The regulator said the lack of supervision raised concerns that investors were sold more expensive share classes that weren't suitable for them.

The Financial Industry Regulatory Authority Inc. fined Securities America $175,000 for failing to properly oversee the sale of a certain type of short-term variable annuity product.

According to Finra, Securities America brokers violated or overlooked suitability concerns related to the share classes of the variable annuities being sold during the relevant period, between Aug. 4, 2014 and Jan. 28, 2016.

During this period, Finra said Securities America sold both B-share VA contracts, the most commonly sold share class, and L-share contracts, which are more expensive because they have relatively short surrender periods. In other words, investors pay a higher fee in exchange for increased liquidity.

According to Finra, during the relevant period, Securities America received approximately $53 million from the sale of variable annuities, including approximately $6.6 million from the sale of 1,904 L-share contracts. Finra said the lack of supervision raised suitability concerns as to whether clients should have been sold the more expensive L-shares.

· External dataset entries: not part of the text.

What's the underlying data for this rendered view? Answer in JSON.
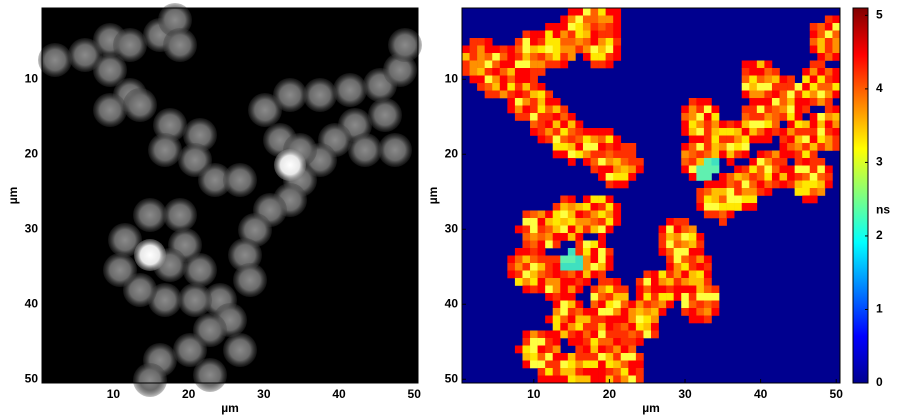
{
  "chart_data": [
    {
      "type": "image",
      "colormap": "gray",
      "xlabel": "µm",
      "ylabel": "µm",
      "xlim": [
        0.5,
        50.5
      ],
      "ylim": [
        50.5,
        0.5
      ],
      "xticks": [
        10,
        20,
        30,
        40,
        50
      ],
      "yticks": [
        10,
        20,
        30,
        40,
        50
      ]
    },
    {
      "type": "image",
      "colormap": "jet",
      "xlabel": "µm",
      "ylabel": "µm",
      "xlim": [
        0.5,
        50.5
      ],
      "ylim": [
        50.5,
        0.5
      ],
      "xticks": [
        10,
        20,
        30,
        40,
        50
      ],
      "yticks": [
        10,
        20,
        30,
        40,
        50
      ]
    },
    {
      "type": "colorbar",
      "colormap": "jet",
      "label": "ns",
      "ylim": [
        0,
        5.1
      ],
      "yticks": [
        0,
        1,
        2,
        3,
        4,
        5
      ]
    }
  ]
}
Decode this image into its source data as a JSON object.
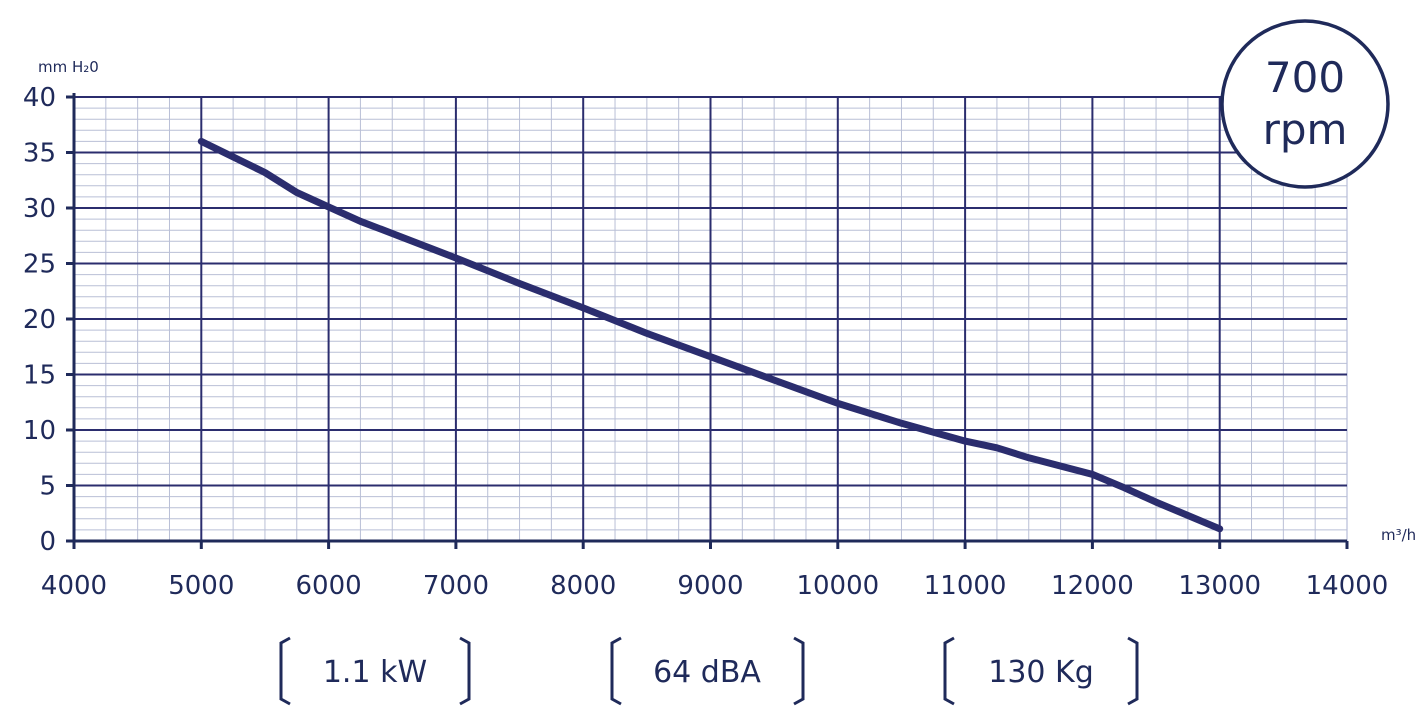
{
  "chart_data": {
    "type": "line",
    "x_unit": "m³/h",
    "y_unit": "mm H₂0",
    "xlim": [
      4000,
      14000
    ],
    "ylim": [
      0,
      40
    ],
    "x_ticks": [
      "4000",
      "5000",
      "6000",
      "7000",
      "8000",
      "9000",
      "10000",
      "11000",
      "12000",
      "13000",
      "14000"
    ],
    "y_ticks": [
      "0",
      "5",
      "10",
      "15",
      "20",
      "25",
      "30",
      "35",
      "40"
    ],
    "grid": true,
    "series": [
      {
        "color": "#2b2d6e",
        "points": [
          {
            "x": 5000,
            "y": 36
          },
          {
            "x": 5500,
            "y": 33.2
          },
          {
            "x": 5750,
            "y": 31.4
          },
          {
            "x": 6000,
            "y": 30.1
          },
          {
            "x": 6250,
            "y": 28.8
          },
          {
            "x": 6500,
            "y": 27.7
          },
          {
            "x": 7000,
            "y": 25.5
          },
          {
            "x": 7500,
            "y": 23.2
          },
          {
            "x": 8000,
            "y": 21
          },
          {
            "x": 8500,
            "y": 18.7
          },
          {
            "x": 9000,
            "y": 16.6
          },
          {
            "x": 9500,
            "y": 14.5
          },
          {
            "x": 10000,
            "y": 12.4
          },
          {
            "x": 10500,
            "y": 10.6
          },
          {
            "x": 11000,
            "y": 9
          },
          {
            "x": 11250,
            "y": 8.4
          },
          {
            "x": 11500,
            "y": 7.5
          },
          {
            "x": 12000,
            "y": 6
          },
          {
            "x": 12250,
            "y": 4.8
          },
          {
            "x": 12500,
            "y": 3.5
          },
          {
            "x": 13000,
            "y": 1.1
          }
        ]
      }
    ]
  },
  "speed_badge": {
    "value": "700",
    "unit": "rpm"
  },
  "specs": [
    {
      "label": "1.1 kW"
    },
    {
      "label": "64 dBA"
    },
    {
      "label": "130 Kg"
    }
  ],
  "colors": {
    "ink": "#1f2a5a",
    "line": "#2b2d6e",
    "major_grid": "#2b2d6e",
    "minor_grid": "#b9bfd6",
    "frame": "#c5cae0"
  }
}
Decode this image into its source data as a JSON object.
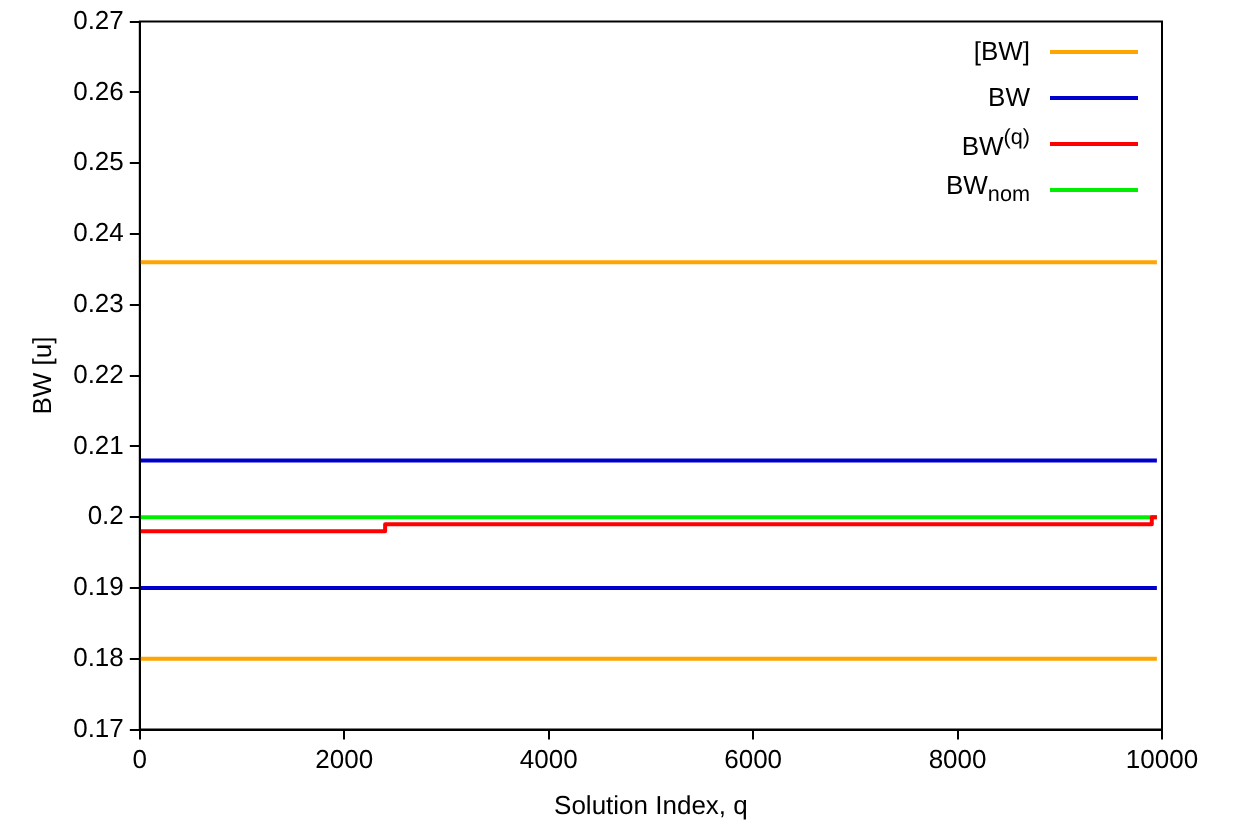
{
  "chart_data": {
    "type": "line",
    "xlabel": "Solution Index, q",
    "ylabel": "BW [u]",
    "xlim": [
      0,
      10000
    ],
    "xticks": [
      0,
      2000,
      4000,
      6000,
      8000,
      10000
    ],
    "ylim": [
      0.17,
      0.27
    ],
    "yticks": [
      0.17,
      0.18,
      0.19,
      0.2,
      0.21,
      0.22,
      0.23,
      0.24,
      0.25,
      0.26,
      0.27
    ],
    "grid": false,
    "legend": "top right",
    "marker": "none",
    "line_style": "solid",
    "series": [
      {
        "name": "[BW]",
        "color": "#ffa500",
        "x": [
          0,
          9950
        ],
        "values": [
          0.236,
          0.236
        ]
      },
      {
        "color": "#ffa500",
        "x": [
          0,
          9950
        ],
        "values": [
          0.18,
          0.18
        ]
      },
      {
        "name": "BW",
        "color": "#0000cc",
        "x": [
          0,
          9950
        ],
        "values": [
          0.208,
          0.208
        ]
      },
      {
        "color": "#0000cc",
        "x": [
          0,
          9950
        ],
        "values": [
          0.19,
          0.19
        ]
      },
      {
        "name": "BW$^{(q)}$",
        "type": "step",
        "color": "#ff0000",
        "x": [
          0,
          2400,
          9900,
          9950
        ],
        "values": [
          0.198,
          0.199,
          0.2,
          0.2
        ]
      },
      {
        "name": "BW$_{nom}$",
        "color": "#00ee00",
        "x": [
          0,
          9950
        ],
        "values": [
          0.2,
          0.2
        ]
      }
    ]
  }
}
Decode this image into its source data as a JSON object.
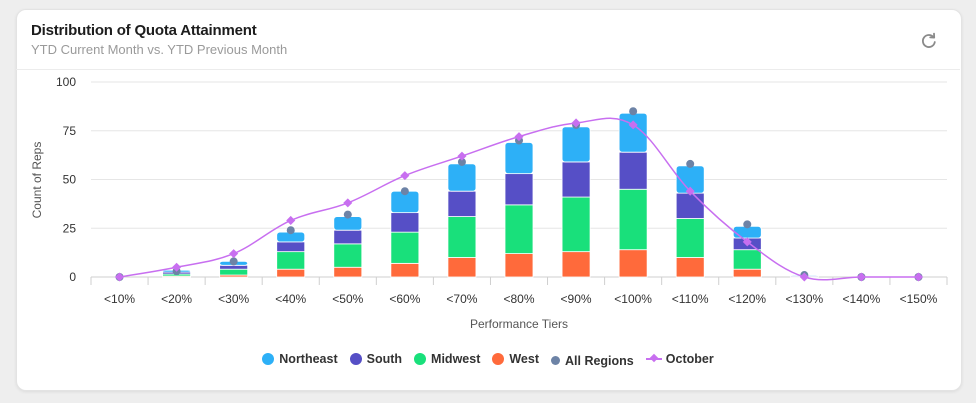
{
  "header": {
    "title": "Distribution of Quota Attainment",
    "subtitle": "YTD Current Month vs. YTD Previous Month",
    "reset_icon": "refresh-icon"
  },
  "colors": {
    "Northeast": "#2db0f7",
    "South": "#564fc6",
    "Midwest": "#19e07b",
    "West": "#ff6a3b",
    "All Regions": "#6d83a6",
    "October": "#c86ff0"
  },
  "chart_data": {
    "type": "bar",
    "stacked": true,
    "categories": [
      "<10%",
      "<20%",
      "<30%",
      "<40%",
      "<50%",
      "<60%",
      "<70%",
      "<80%",
      "<90%",
      "<100%",
      "<110%",
      "<120%",
      "<130%",
      "<140%",
      "<150%"
    ],
    "xlabel": "Performance Tiers",
    "ylabel": "Count of Reps",
    "ylim": [
      0,
      100
    ],
    "yticks": [
      0,
      25,
      50,
      75,
      100
    ],
    "grid": true,
    "legend_position": "bottom-center",
    "series": [
      {
        "name": "West",
        "type": "bar",
        "values": [
          0,
          0.5,
          1,
          4,
          5,
          7,
          10,
          12,
          13,
          14,
          10,
          4,
          0,
          0,
          0
        ]
      },
      {
        "name": "Midwest",
        "type": "bar",
        "values": [
          0,
          1,
          3,
          9,
          12,
          16,
          21,
          25,
          28,
          31,
          20,
          10,
          0,
          0,
          0
        ]
      },
      {
        "name": "South",
        "type": "bar",
        "values": [
          0,
          1,
          2,
          5,
          7,
          10,
          13,
          16,
          18,
          19,
          13,
          6,
          0.5,
          0,
          0
        ]
      },
      {
        "name": "Northeast",
        "type": "bar",
        "values": [
          0,
          1,
          2,
          5,
          7,
          11,
          14,
          16,
          18,
          20,
          14,
          6,
          0.5,
          0,
          0
        ]
      },
      {
        "name": "All Regions",
        "type": "scatter",
        "values": [
          0,
          3,
          8,
          24,
          32,
          44,
          59,
          70,
          78,
          85,
          58,
          27,
          1,
          0,
          0
        ]
      },
      {
        "name": "October",
        "type": "line",
        "values": [
          0,
          5,
          12,
          29,
          38,
          52,
          62,
          72,
          79,
          78,
          44,
          18,
          0,
          0,
          0
        ]
      }
    ],
    "legend": [
      "Northeast",
      "South",
      "Midwest",
      "West",
      "All Regions",
      "October"
    ]
  }
}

Securities America did not respond to a request for comment.

Adam Gana, a securities lawyer not affiliated with the case, said the specific class of variable annuities often court suitability abuses because they come with higher commissions.

“It’s imperative when selling annuities that brokerage firms adequately disclose all the risks, fees and durations of an annuity at a minimum,” he said. “I find that firms regularly misrepresent that information. High-commission products become a breeding ground for this type of misconduct.”